WHAT’S IN SEASON? Spring Alliums!
By Barbara Kobsar | Illustration by Charmaine Koehler-Lodge
The Allium genus is diverse and versatile, and in springtime, it gives us many gifts at the market from leeks, chives, and green garlic to spring onions and ramps (an Allium that grows wild on the East Coast).
Leeks are the largest and mildest of the Alliums. I use them to add an oniony sweetness to soups, stews, and pastas. Leeks can grow up to two inches in diameter and over 18 inches tall. The part growing under the surface of the soil keeps its pale color and remains tender and sweet, which is why cooks often cut away the tougher, stronger-flavored green tops. During their slow four- to five-month growing period, the multilayered shoots gather grit and dirt between their tightly coiled, flat leaves, so be fastidious when cleaning this vegetable. Trim away the rootlets and tops, leaving about three inches of the green portion. The tougher outer leaves can be sliced lengthwise into long, thin strips or crosswise into short, folded strips. Submerge the sliced leeks in a bowl of cold water and gently stir to remove any grit, then drain and save that gritty water for your garden. I like to braise leeks to enjoy the best texture and flavor.
Green onions and spring onions are simply immature bulb onions, which may appear as green shoots when young before the bulb forms. Scallions, on the other hand, are a particular variety of white onion that’s always harvested young. Aficionados contend that although green onions and scallions are interchangeable in recipes, scallions are sweeter and milder in flavor. I agree. Young, sweet-tasting spring onions often have a stronger flavor.
With a little trimming, the entire scallion or green onion is edible. Trim off the rootlets and an inch or two of the green tops. Rinse, dry, and line up several on a cutting board to cut crosswise into circles (or at an angle so they don’t roll away). The white part is great tossed into cooked dishes like stir fries and soups, while the green part makes a nice garnish.

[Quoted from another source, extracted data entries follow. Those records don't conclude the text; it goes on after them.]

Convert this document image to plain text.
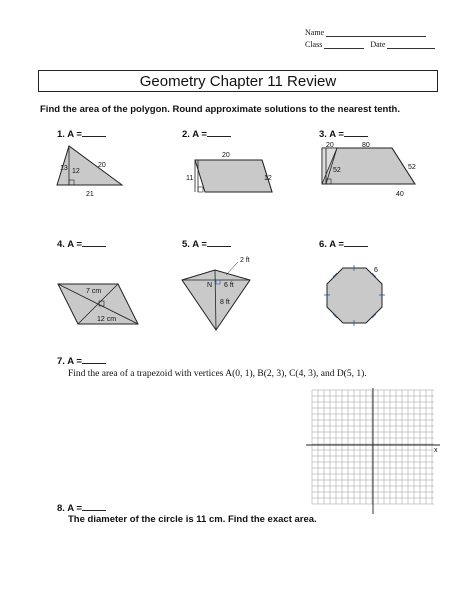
Name
Class	Date
Geometry Chapter 11 Review
Find the area of the polygon. Round approximate solutions to the nearest tenth.
1. A =	2. A =	3. A =
13 12
20
21
20
11	12
20	80
52	52
40
4. A =	5. A =	6. A =
7 cm
12 cm
2 ft
N 6 ft
8 ft
6
7. A =
Find the area of a trapezoid with vertices A(0, 1), B(2, 3), C(4, 3), and D(5, 1).
x
8. A =
The diameter of the circle is 11 cm. Find the exact area.
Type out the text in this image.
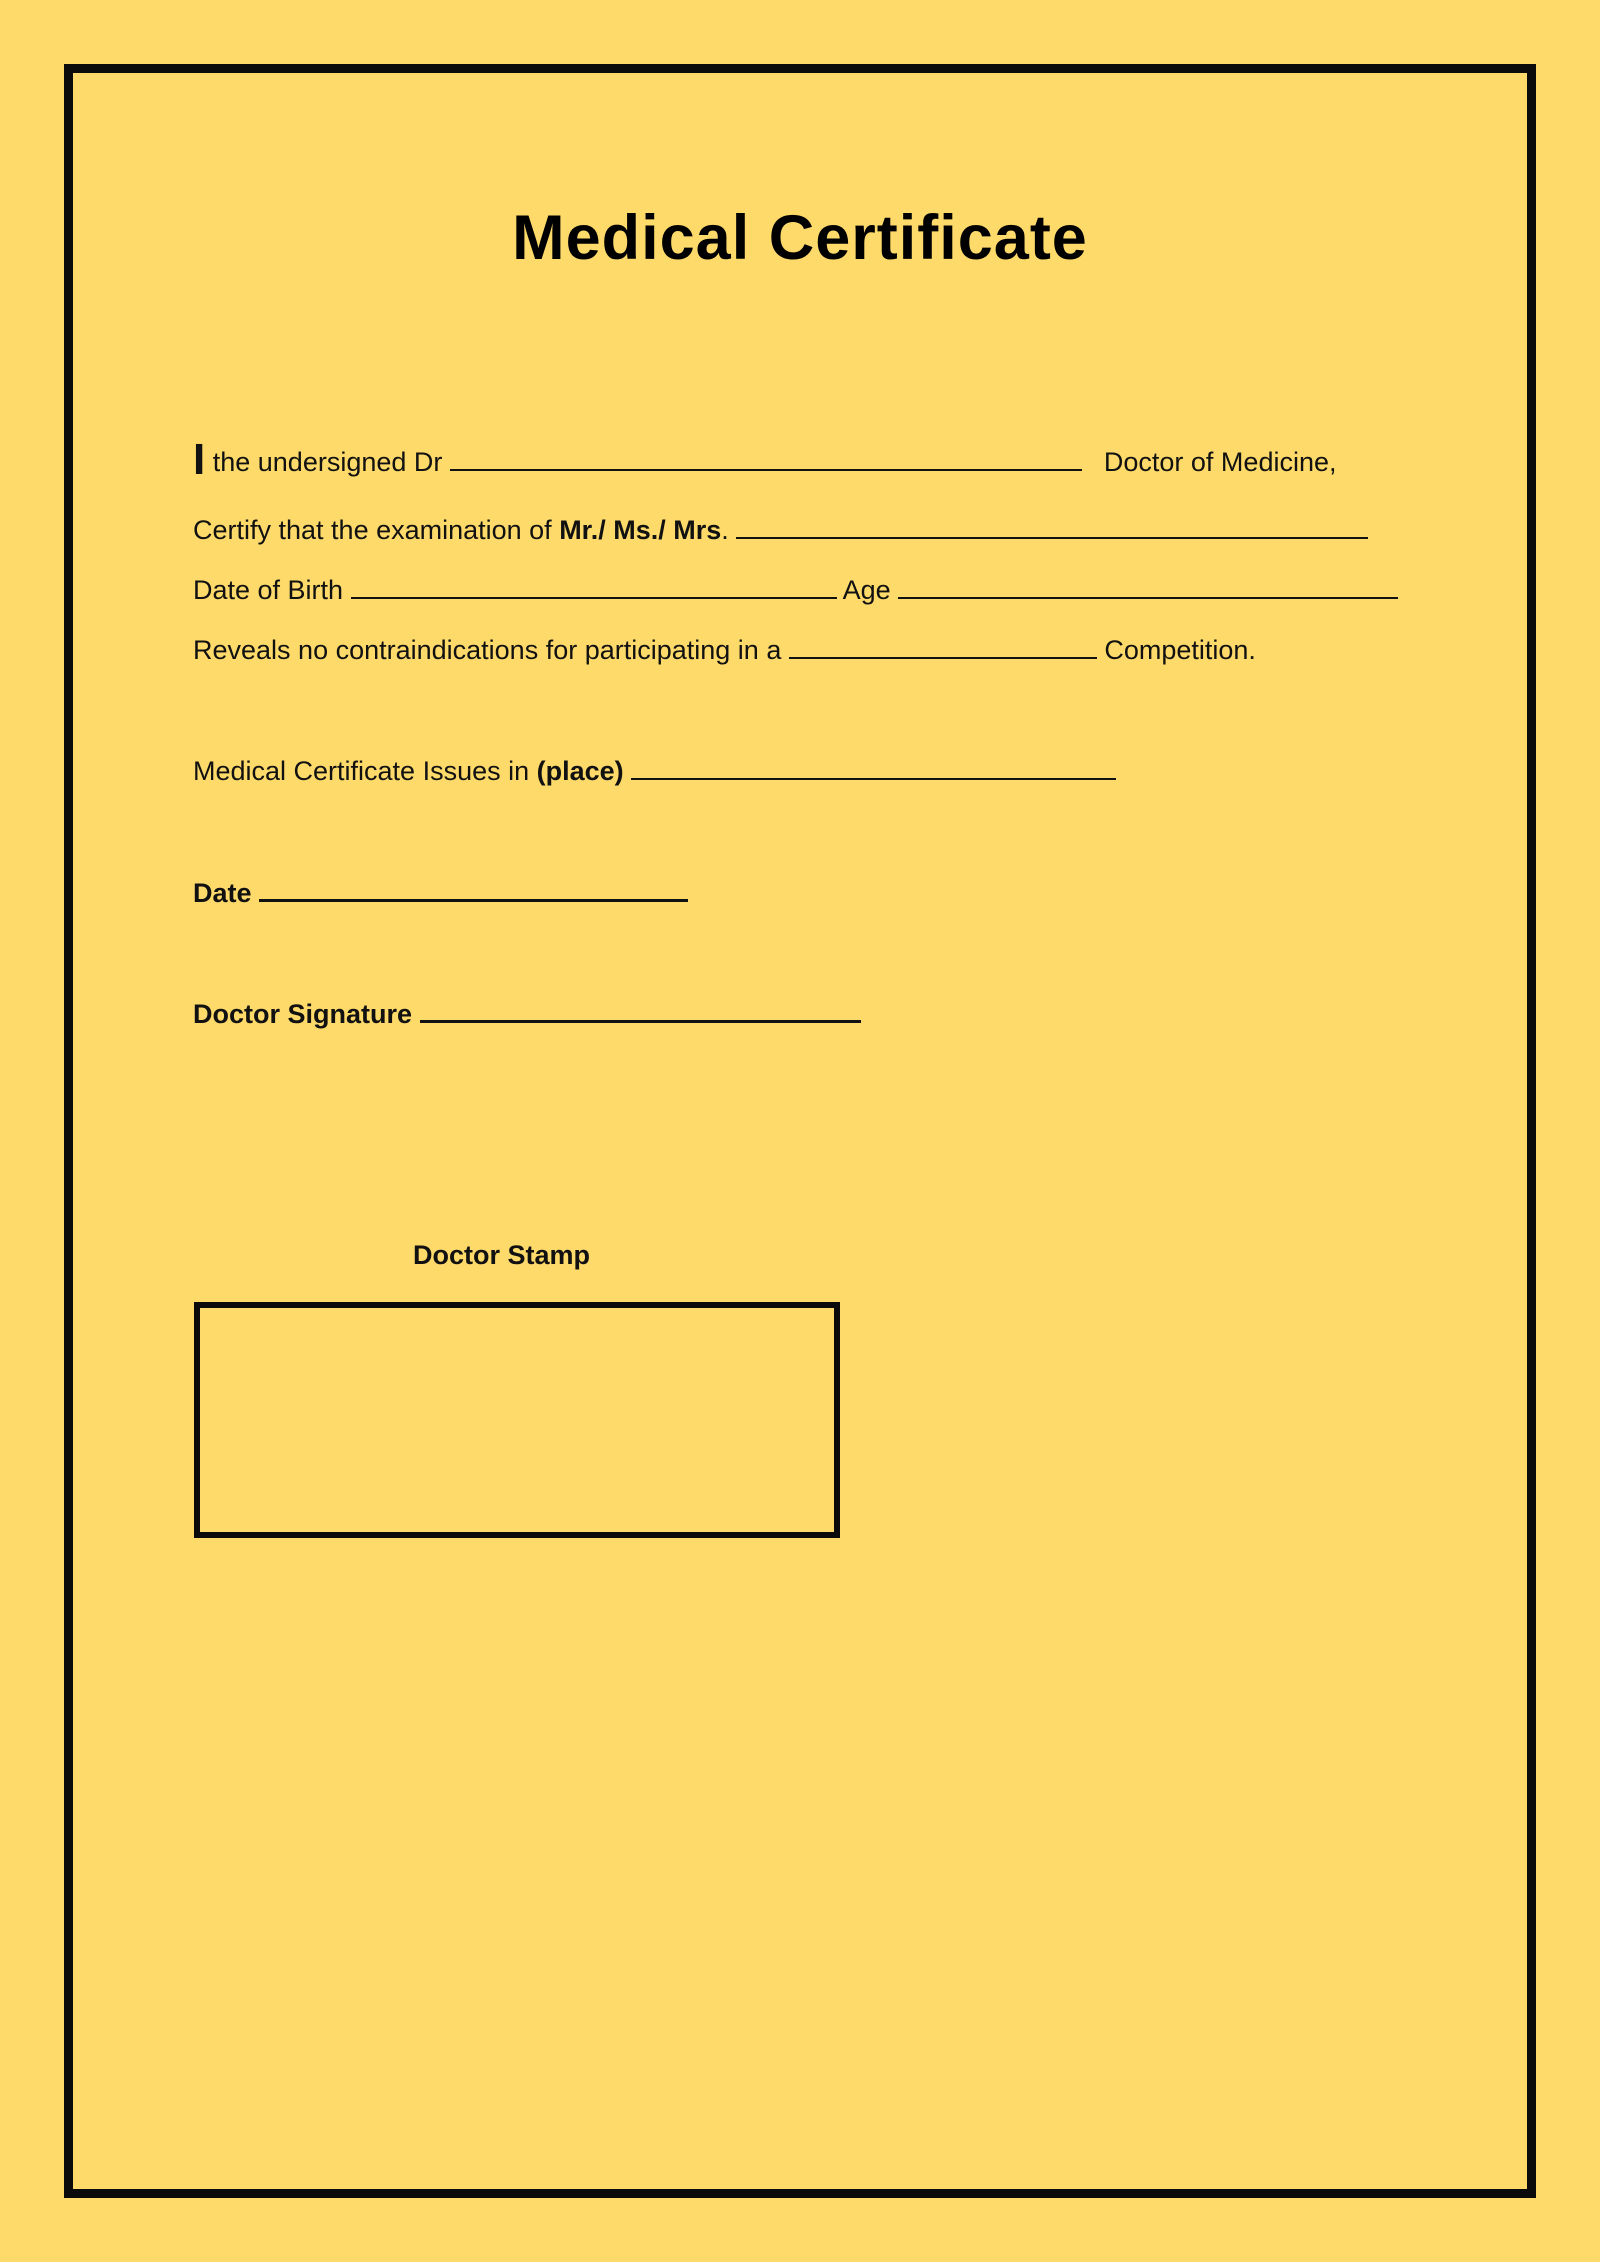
Medical Certificate
I the undersigned Dr	Doctor of Medicine,
Certify that the examination of Mr./ Ms./ Mrs.
Date of Birth	Age
Reveals no contraindications for participating in a	Competition.
Medical Certificate Issues in (place)
Date
Doctor Signature
Doctor Stamp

Chives are the most delicate member of the group, but with their pronounced flavor, they are more likely to be treated as an herb and added like a garnish. Chive blossoms are edible and lovely tossed in salads or used as a colorful garnish. Chinese chives (or garlic chives) produce broader stalks and edible white flowers, and as the name implies, they have a garlicky flavor. They may be chopped and steamed or stir fried. ♦
Veteran journalist and cookbook author Barbara Kobsar focuses on traditional home-cooked meals using local produce. Find her at the Walnut Creek, Orinda, and San Ramon farmers’ markets selling her Cottage Kitchen jams and jellies made from farmers’ market produce.
Artist Charmaine Koehler-Lodge grows most of her family’s food in their rural Pennsylvania garden.
Leek, Chive, and Asparagus Frittata
Eggs, milk, and cheese plus a few cups of fresh seasonal vegetables are all you need for a frittata, which makes it an easy and nourishing one-dish, anytime meal. Chives, leeks, and asparagus are my picks this time of year, but you can rotate in different veggies as you have them.
Serves 4 to 6
- 8 large eggs
- ¼ cup milk or cream
- Salt and pepper to taste
- ¼ cup grated parmesan cheese (or cheddar)
- 2 tablespoons chopped chives
- 1 tablespoon olive oil
- 1 tablespoon butter
- 1 leek, trimmed, rinsed well, and thinly sliced
- 6–8 asparagus spears, washed, trimmed, and cut into 1-inch pieces
Preheat oven to 350°F.
Whisk together the eggs, milk, salt, pepper, cheese, and chives in a medium size bowl. In an oven-safe skillet (8–9 inch) heat oil and butter over medium heat. Add sliced leek and cook for 3 to 4 minutes, stirring occasionally. Add asparagus and cook, stirring, for another 2 minutes. Add egg mixture and stir to distribute evenly. Cover skillet, reduce heat and cook until eggs are partially set, about 4 to 5 minutes. Uncover skillet and place in preheated oven for 10 to 12 minutes or until center is set and light brown.